Zu Siebzig, da zogen die Lippischen Schützen


Das vermutlich im deutsch-französischen Krieg 1870/71 entstandene, aber erst im frühen 20. Jahrhundert durch Quellen belegte Lied "Die Lippischen Schützen" erfuhr – nicht zuletzt dank einiger Vortragskünstler – in den 1920er Jahren eine gewisse, auch überregionale Verbreitung. Im Lipperland selbst wird es als Ausdruck heimatlicher Identität noch heute gepflegt.

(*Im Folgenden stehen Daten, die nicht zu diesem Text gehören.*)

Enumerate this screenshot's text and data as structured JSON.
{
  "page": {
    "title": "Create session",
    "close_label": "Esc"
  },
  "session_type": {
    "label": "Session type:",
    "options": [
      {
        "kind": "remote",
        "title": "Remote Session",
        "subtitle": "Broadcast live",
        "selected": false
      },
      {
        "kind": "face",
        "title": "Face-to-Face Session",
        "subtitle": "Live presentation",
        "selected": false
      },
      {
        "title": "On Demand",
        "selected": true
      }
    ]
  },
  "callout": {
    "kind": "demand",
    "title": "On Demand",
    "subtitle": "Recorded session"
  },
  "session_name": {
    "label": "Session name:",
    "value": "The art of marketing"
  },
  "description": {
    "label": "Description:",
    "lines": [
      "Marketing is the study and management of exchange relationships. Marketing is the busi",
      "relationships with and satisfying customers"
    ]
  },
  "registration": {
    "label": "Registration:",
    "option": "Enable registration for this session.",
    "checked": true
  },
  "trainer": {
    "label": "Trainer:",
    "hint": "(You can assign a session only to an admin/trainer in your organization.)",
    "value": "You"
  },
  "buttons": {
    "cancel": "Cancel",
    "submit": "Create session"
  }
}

I. Nach bisherigem Kenntnisstand ist das Lied "Die Lippischen Schützen" – mit einer Eingangsstrophe, die von der später geläufigen abweicht – in der 1912 von Karl Wehrhan und Friedrich Wienke herausgegebenen Sammlung "Lippische Volkslieder" erstmals veröffentlicht worden (Edition A). Bruchstücke daraus hat Wehrhan allerdings schon 1908 im "Jahrbuch des Vereins für niederdeutsche Sprachforschung" mitgeteilt. Das aus mündlicher Überlieferung aufgezeichnete und von Wehrhan/Wienke in Mundart wiedergegebene "Humoristische Lipperlied" dürfte im deutsch-französischen Krieg 1870/71 entstanden sein (vgl. Edition B). Mit Augenzwinkern besingt es Begebenheiten beim Einsatzmarsch Lippischer Soldaten von Detmold über Orte der näheren Umgebung nach "Frankrüik henöin", wo ihr Erscheinen Schrecken verbreitet – eine ziemliche Übertreibung angesichts der tatsächlichen militärischen Stärke des kleinen Fürstentums Lippe-Detmold: Seine kaum 300 Soldaten, die ein Teilbataillon der sog "Fürstendivision" des Rheinbundes bildeten, wurden 1867 in das 6. Westfälische Infanterie-Regiment eingestellt und kamen als Teil desselben im Krieg 1870/71 zum Einsatz. Das "Spottlied auf die Lipper Heldentaten" (Edition B) ist dem im 19. Jahrhundert populären, während der Befreiungskriege entstandenen Scherzlied "Die Krähwinkler Landwehr" ("Immer langsam voran") nachgebildet, doch sind hinsichtlich der Melodie fallweise auch Abweichungen feststellbar (Edition A, entsprechend Edition C).

II. Die 1912 dokumentierte, in der Singpraxis des Lipperlandes bis dahin offenbar gebräuchliche Eingangsstrophe – ein Treueschwur an den "Fürsten von der Lippe" (vgl. Edition A und Edition B) – ist in Belegen der Folgezeit durch eine andere, möglicherweise erst nachträglich geschaffene Strophe ersetzt. Dass es hier heißt, "zu Siebzig" (1870) seien die Lippischen Schützen nach Frankreich gezogen, um "das Vaterland" zu schützen, erscheint wie eine ex post hinzugefügte Liedeinleitung. Der bislang früheste entsprechende Beleg findet sich im 1914 erschienenen 10. Heft der "Lieder zur Laute" von Robert Kothe (Edition C).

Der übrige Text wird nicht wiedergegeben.